Le Temps des tours

La tour Brossolette Photo NE

Introduction

Et soudain, ce fut le temps des tours. D’où vient que ce type de construction eut son heure de gloire, grosso modo pendant les années soixante, dans le paysage immobilier roubaisien ? Faut-il y voir chez les architectes une résurgence du mythe de la tour de Babel ? La tour comme un nouvel édifice, une nouvelle flèche, rapprochant les hommes du ciel ? Faut-il y retrouver les anciens donjons de nos châteaux forts, dont une partie était réservée au logement du seigneur et maître de la contrée ? Auxquelles il faut ajouter la triste réputation des anciennes tours, tour de Londres, tour de Nesle, tour de l’Horloge ? Faut-il y voir la survivance de nos vieux clochers, dont la fonction était de surveiller l’horizon et d’alerter le village en sonnant les cloches en cas de danger ? Ou encore la fière allure de nos beffrois ? Sans doute un peu tout cela, car la tour est dans notre imaginaire depuis très longtemps.

Les définitions du mot tour nous donnent quelques indications : construction nettement plus haute que large, dominant un édifice ou un ensemble architectural et ayant généralement un rôle défensif. Construction isolée, nettement plus haute que large.

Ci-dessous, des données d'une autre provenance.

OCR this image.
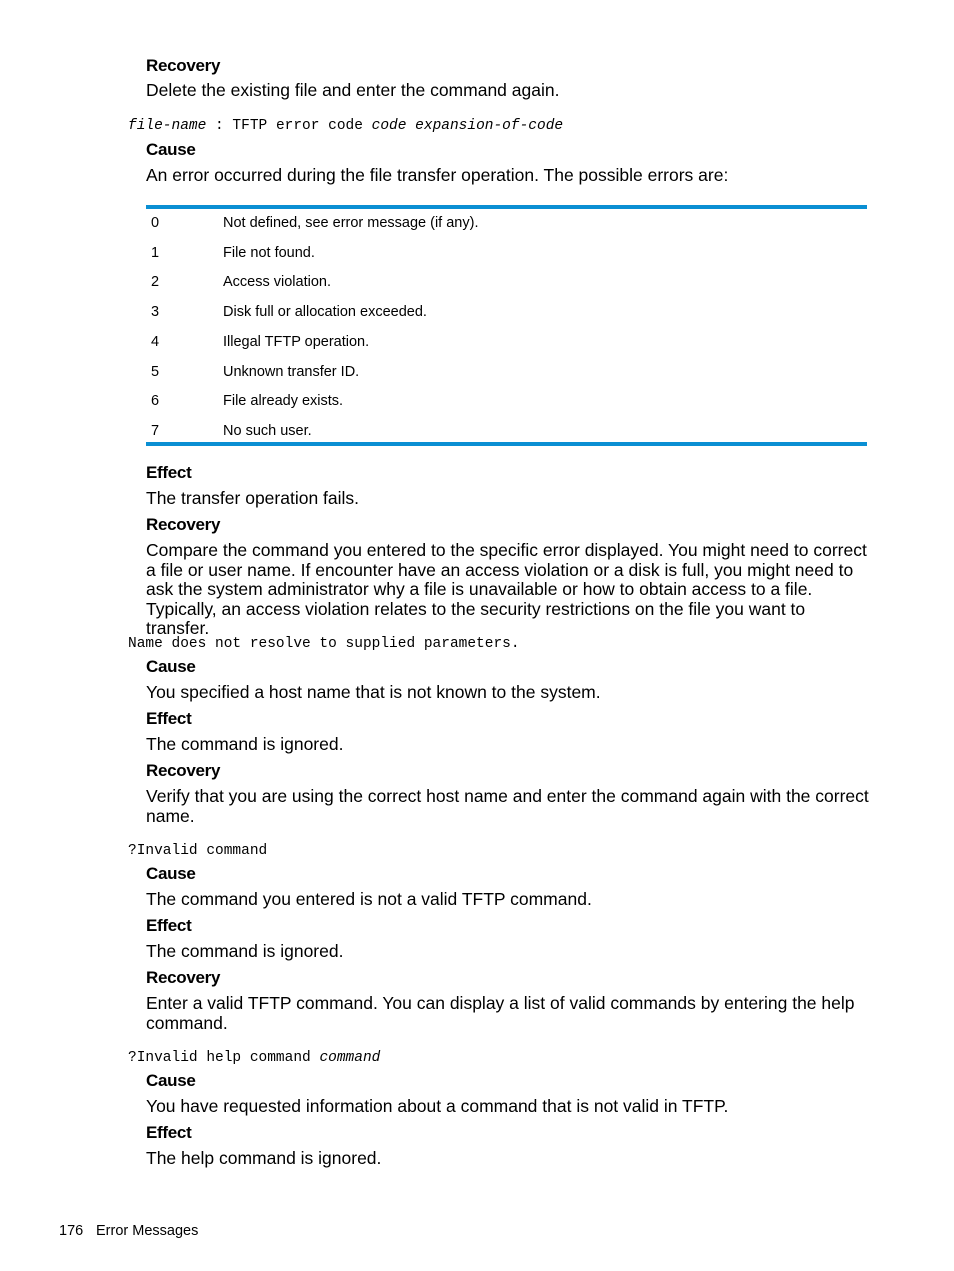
Recovery
Delete the existing file and enter the command again.
file-name : TFTP error code code expansion-of-code
Cause
An error occurred during the file transfer operation. The possible errors are:
0	Not defined, see error message (if any).
1	File not found.
2	Access violation.
3	Disk full or allocation exceeded.
4	Illegal TFTP operation.
5	Unknown transfer ID.
6	File already exists.
7	No such user.
Effect
The transfer operation fails.
Recovery
Compare the command you entered to the specific error displayed. You might need to correct a file or user name. If encounter have an access violation or a disk is full, you might need to ask the system administrator why a file is unavailable or how to obtain access to a file. Typically, an access violation relates to the security restrictions on the file you want to transfer.
Name does not resolve to supplied parameters.
Cause
You specified a host name that is not known to the system.
Effect
The command is ignored.
Recovery
Verify that you are using the correct host name and enter the command again with the correct name.
?Invalid command
Cause
The command you entered is not a valid TFTP command.
Effect
The command is ignored.
Recovery
Enter a valid TFTP command. You can display a list of valid commands by entering the help command.
?Invalid help command command
Cause
You have requested information about a command that is not valid in TFTP.
Effect
The help command is ignored.
176 Error Messages
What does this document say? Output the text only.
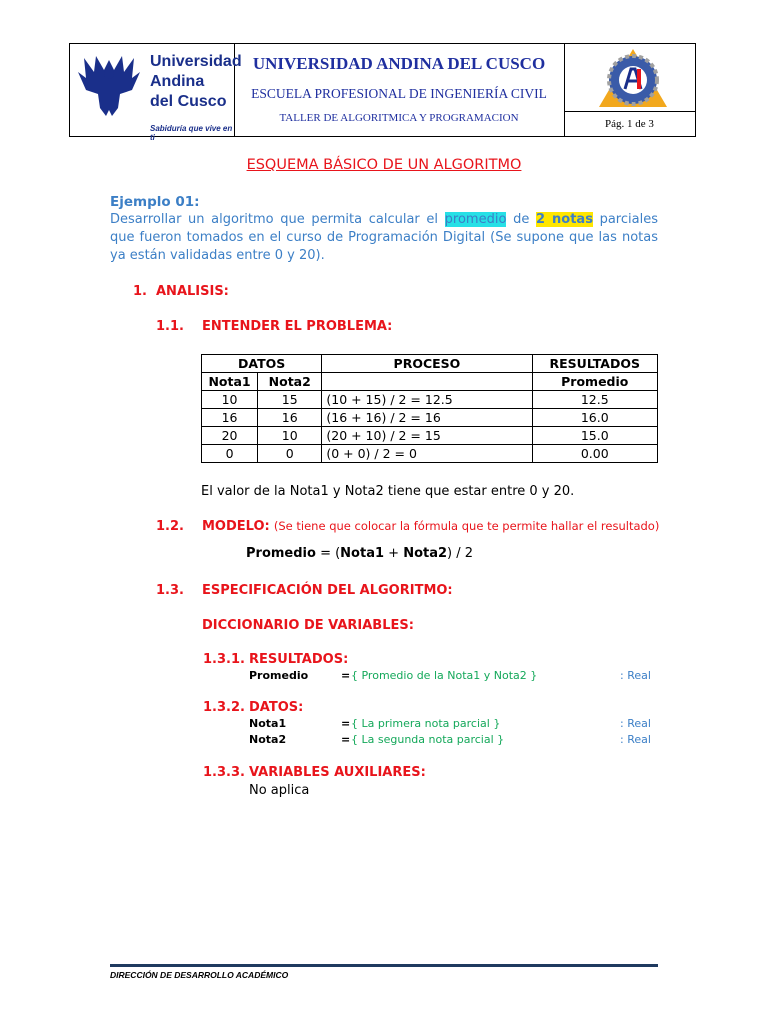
Universidad
Andina
del Cusco
Sabiduría que vive en ti
UNIVERSIDAD ANDINA DEL CUSCO
ESCUELA PROFESIONAL DE INGENIERÍA CIVIL
TALLER DE ALGORITMICA Y PROGRAMACION	Pág. 1 de 3
ESQUEMA BÁSICO DE UN ALGORITMO
Ejemplo 01:
Desarrollar un algoritmo que permita calcular el promedio de 2 notas parciales que fueron tomados en el curso de Programación Digital (Se supone que las notas ya están validadas entre 0 y 20).
1. ANALISIS:
1.1. ENTENDER EL PROBLEMA:
DATOS		PROCESO	RESULTADOS
Nota1	Nota2		Promedio
10	15	(10 + 15) / 2 = 12.5	12.5
16	16	(16 + 16) / 2 = 16	16.0
20	10	(20 + 10) / 2 = 15	15.0
0	0	(0 + 0) / 2 = 0	0.00
El valor de la Nota1 y Nota2 tiene que estar entre 0 y 20.
1.2. MODELO: (Se tiene que colocar la fórmula que te permite hallar el resultado)
Promedio = (Nota1 + Nota2) / 2
1.3. ESPECIFICACIÓN DEL ALGORITMO:
DICCIONARIO DE VARIABLES:
1.3.1. RESULTADOS:
Promedio	= { Promedio de la Nota1 y Nota2 }	: Real
1.3.2. DATOS:
Nota1	= { La primera nota parcial }	: Real
Nota2	= { La segunda nota parcial }	: Real
1.3.3. VARIABLES AUXILIARES:
No aplica
DIRECCIÓN DE DESARROLLO ACADÉMICO
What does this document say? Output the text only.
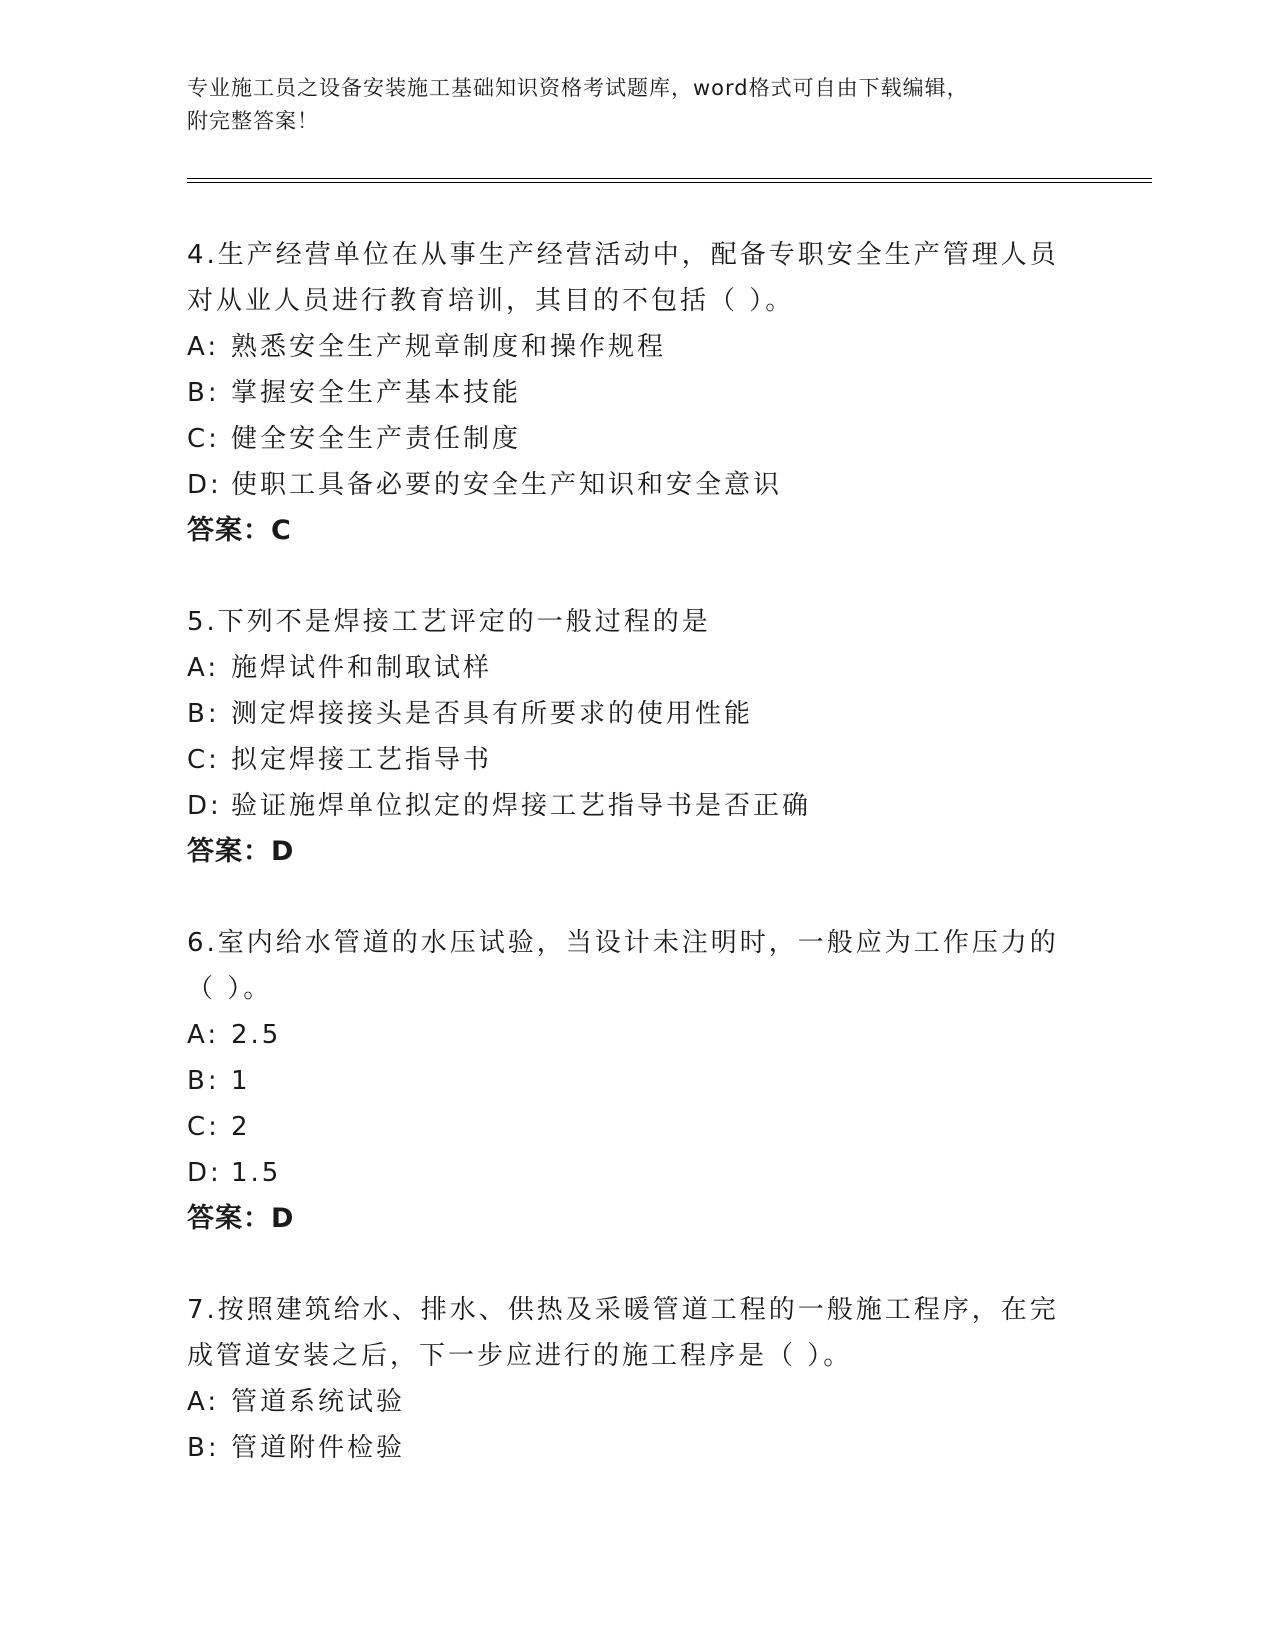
专业施工员之设备安装施工基础知识资格考试题库，word格式可自由下载编辑，
附完整答案！
4.生产经营单位在从事生产经营活动中，配备专职安全生产管理人员对从业人员进行教育培训，其目的不包括（ ）。
A: 熟悉安全生产规章制度和操作规程
B: 掌握安全生产基本技能
C: 健全安全生产责任制度
D: 使职工具备必要的安全生产知识和安全意识
答案：C
5.下列不是焊接工艺评定的一般过程的是
A: 施焊试件和制取试样
B: 测定焊接接头是否具有所要求的使用性能
C: 拟定焊接工艺指导书
D: 验证施焊单位拟定的焊接工艺指导书是否正确
答案：D
6.室内给水管道的水压试验，当设计未注明时，一般应为工作压力的（ ）。
A: 2.5
B: 1
C: 2
D: 1.5
答案：D
7.按照建筑给水、排水、供热及采暖管道工程的一般施工程序，在完成管道安装之后，下一步应进行的施工程序是（ ）。
A: 管道系统试验
B: 管道附件检验
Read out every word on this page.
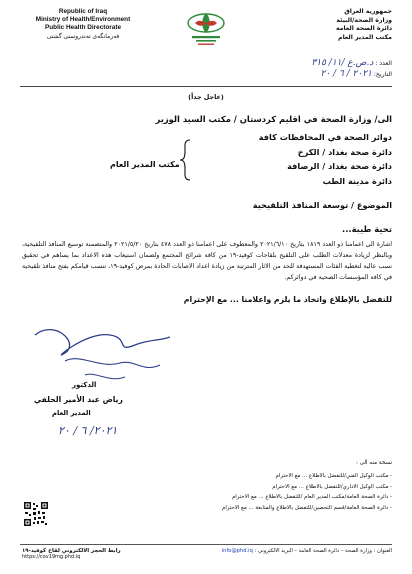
Republic of Iraq
Ministry of Health/Environment
Public Health Directorate
فەرمانگەی تەندروستی گشتی
جمهورية العراق
وزارة الصحة/البيئة
دائرة الصحة العامة
مكتب المدير العام
العدد : د.ص.ع /١١/ ٣١٥
التاريخ: ٢٠٢١ / ٦ / ٢٠
(عاجل جداً)
الى/ وزارة الصحة في اقليم كردستان / مكتب السيد الوزير
دوائر الصحة في المحافظات كافة
دائرة صحة بغداد / الكرخ
دائرة صحة بغداد / الرصافة
دائرة مدينة الطب
مكتب المدير العام
الموضوع / توسعة المنافذ التلقيحية
تحية طيبة...
اشارة الى اعمامنا ذو العدد ١٨١٩ بتاريخ ٢٠٢١/٦/١٠ والمعطوف على اعمامنا ذو العدد ٤٧٨ بتاريخ ٢٠٢١/٥/٢٠ والمتضمنة توسيع المنافذ التلقيحية، وبالنظر لزيادة معدلات الطلب على التلقيح بلقاحات كوفيد-١٩ من كافة شرائح المجتمع ولضمان استيعاب هذه الاعداد بما يساهم في تحقيق نسب عالية لتغطية الفئات المستهدفة للحد من الاثار المترتبة من زيادة اعداد الاصابات الحادة بمرض كوفيد-١٩، تنسب قيامكم بفتح منافذ تلقيحية في كافة المؤسسات الصحية في دوائركم.
للتفضل بالإطلاع واتخاذ ما يلزم واعلامنا ... مع الإحترام
الدكتور
رياض عبد الأمير الحلفي
المدير العام
٢٠٢١/ ٦ / ٢٠
نسخة منه الى :
- مكتب الوكيل الفني/للتفضل بالاطلاع ... مع الاحترام
- مكتب الوكيل الاداري/للتفضل بالاطلاع ... مع الاحترام
- دائرة الصحة العامة/مكتب المدير العام /للتفضل بالاطلاع ... مع الاحترام
- دائرة الصحة العامة/قسم التحصين/للتفضل بالاطلاع والمتابعة ... مع الاحترام
رابط الحجز الالكتروني لقاح كوفيد-١٩
https://cov19mg.phd.iq
العنوان : وزارة الصحة – دائرة الصحة العامة – البريد الالكتروني : info@phd.iq
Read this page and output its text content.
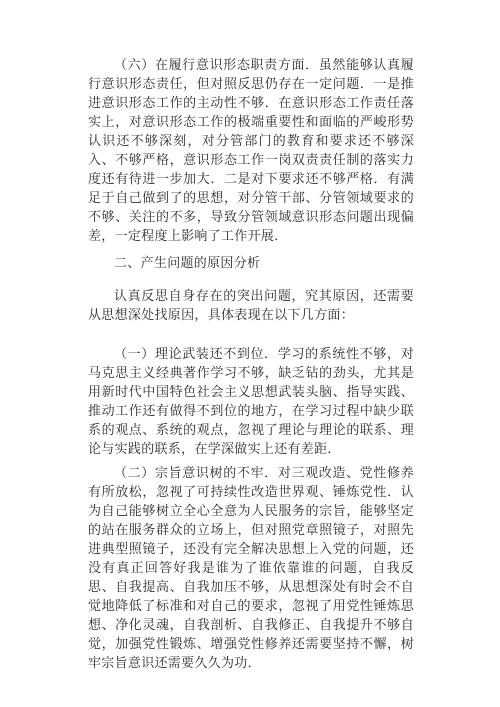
（六）在履行意识形态职责方面．虽然能够认真履行意识形态责任，但对照反思仍存在一定问题．一是推进意识形态工作的主动性不够．在意识形态工作责任落实上，对意识形态工作的极端重要性和面临的严峻形势认识还不够深刻，对分管部门的教育和要求还不够深入、不够严格，意识形态工作一岗双责责任制的落实力度还有待进一步加大．二是对下要求还不够严格．有满足于自己做到了的思想，对分管干部、分管领域要求的不够、关注的不多，导致分管领域意识形态问题出现偏差，一定程度上影响了工作开展．

二、产生问题的原因分析

认真反思自身存在的突出问题，究其原因，还需要从思想深处找原因，具体表现在以下几方面：

（一）理论武装还不到位．学习的系统性不够，对马克思主义经典著作学习不够，缺乏钻的劲头，尤其是用新时代中国特色社会主义思想武装头脑、指导实践、推动工作还有做得不到位的地方，在学习过程中缺少联系的观点、系统的观点，忽视了理论与理论的联系、理论与实践的联系，在学深做实上还有差距．

（二）宗旨意识树的不牢．对三观改造、党性修养有所放松，忽视了可持续性改造世界观、锤炼党性．认为自己能够树立全心全意为人民服务的宗旨，能够坚定的站在服务群众的立场上，但对照党章照镜子，对照先进典型照镜子，还没有完全解决思想上入党的问题，还没有真正回答好我是谁为了谁依靠谁的问题，自我反思、自我提高、自我加压不够，从思想深处有时会不自觉地降低了标准和对自己的要求，忽视了用党性锤炼思想、净化灵魂，自我剖析、自我修正、自我提升不够自觉，加强党性锻炼、增强党性修养还需要坚持不懈，树牢宗旨意识还需要久久为功．
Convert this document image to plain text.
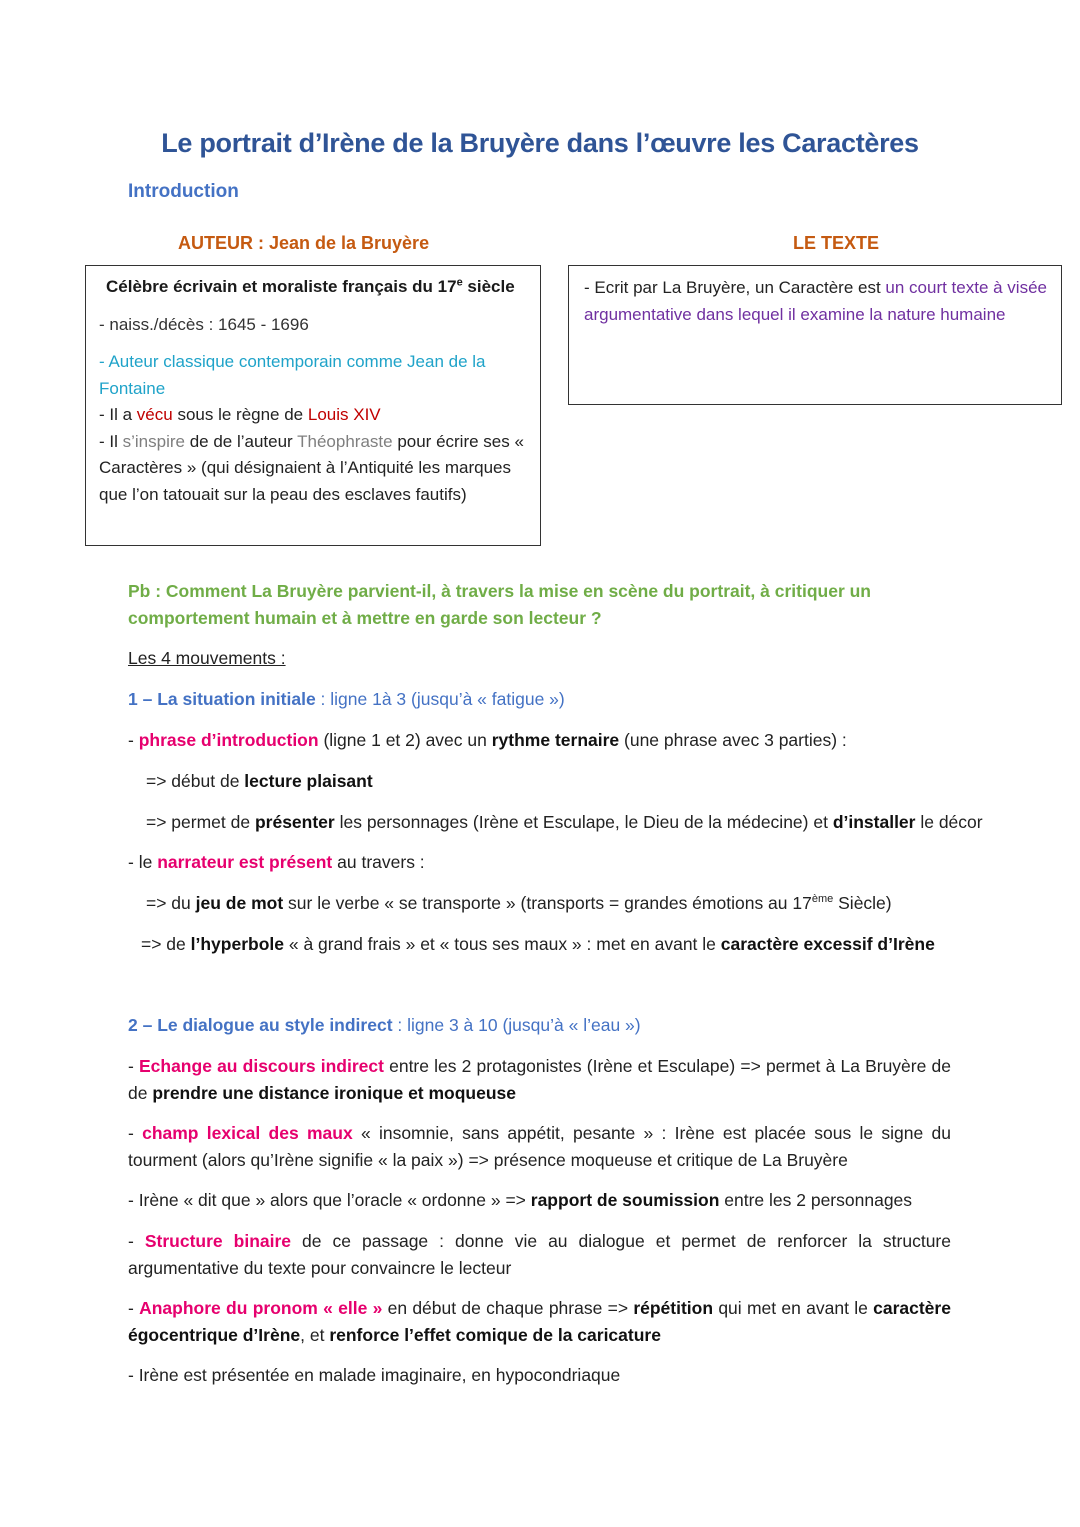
Le portrait d’Irène de la Bruyère dans l’œuvre les Caractères
Introduction
AUTEUR : Jean de la Bruyère	LE TEXTE
Célèbre écrivain et moraliste français du 17e siècle
- naiss./décès : 1645 - 1696
- Auteur classique contemporain comme Jean de la Fontaine
- Il a vécu sous le règne de Louis XIV
- Il s’inspire de de l’auteur Théophraste pour écrire ses « Caractères » (qui désignaient à l’Antiquité les marques que l’on tatouait sur la peau des esclaves fautifs)
- Ecrit par La Bruyère, un Caractère est un court texte à visée argumentative dans lequel il examine la nature humaine
Pb : Comment La Bruyère parvient-il, à travers la mise en scène du portrait, à critiquer un comportement humain et à mettre en garde son lecteur ?
Les 4 mouvements :
1 – La situation initiale : ligne 1à 3 (jusqu’à « fatigue »)
- phrase d’introduction (ligne 1 et 2) avec un rythme ternaire (une phrase avec 3 parties) :
=> début de lecture plaisant
=> permet de présenter les personnages (Irène et Esculape, le Dieu de la médecine) et d’installer le décor
- le narrateur est présent au travers :
=> du jeu de mot sur le verbe « se transporte » (transports = grandes émotions au 17ème Siècle)
=> de l’hyperbole « à grand frais » et « tous ses maux » : met en avant le caractère excessif d’Irène
2 – Le dialogue au style indirect : ligne 3 à 10 (jusqu’à « l’eau »)
- Echange au discours indirect entre les 2 protagonistes (Irène et Esculape) => permet à La Bruyère de de prendre une distance ironique et moqueuse
- champ lexical des maux « insomnie, sans appétit, pesante » : Irène est placée sous le signe du tourment (alors qu’Irène signifie « la paix ») => présence moqueuse et critique de La Bruyère
- Irène « dit que » alors que l’oracle « ordonne » => rapport de soumission entre les 2 personnages
- Structure binaire de ce passage : donne vie au dialogue et permet de renforcer la structure argumentative du texte pour convaincre le lecteur
- Anaphore du pronom « elle » en début de chaque phrase => répétition qui met en avant le caractère égocentrique d’Irène, et renforce l’effet comique de la caricature
- Irène est présentée en malade imaginaire, en hypocondriaque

Retraite où s’isole quelqu’un qui refuse tout contact et tout engagement (celle-ci est en ivoire). Grand immeuble nettement plus haut que large, à usage d’habitation ou de bureaux.

Les raisons des architectes sont sans doute plus prosaïques. Certes, ces tours n’ont pas l’ambition des tours américaines, ou de celles des émirats, pour lesquelles le mythe de Babel n’est pas éteint, dans leur volonté de gratter le ciel ou d’aller plus haut, toujours plus haut. C’est dans l’exemple américain qu’on peut trouver les premières réponses : les premières tours apparaissent à l’occasion de la reconstruction de Chicago après le grand incendie de 1871. C’est une nouvelle approche de la construction d’immeubles qui réduit les coûts liés à l’augmentation du prix des terrains, qui permet de se protéger en même temps de l’eau (surélévation) et du feu (ossature d’acier et non plus de bois). William Le Baron Jenney1 fut amené à élaborer un système de structure interne sur laquelle repose tout l’édifice, le mur extérieur n’ayant plus rien à porter. Il tira également parti de l’invention de l’ascenseur mécanique et notamment de l’ascenseur de sécurité par Elisha Otis2.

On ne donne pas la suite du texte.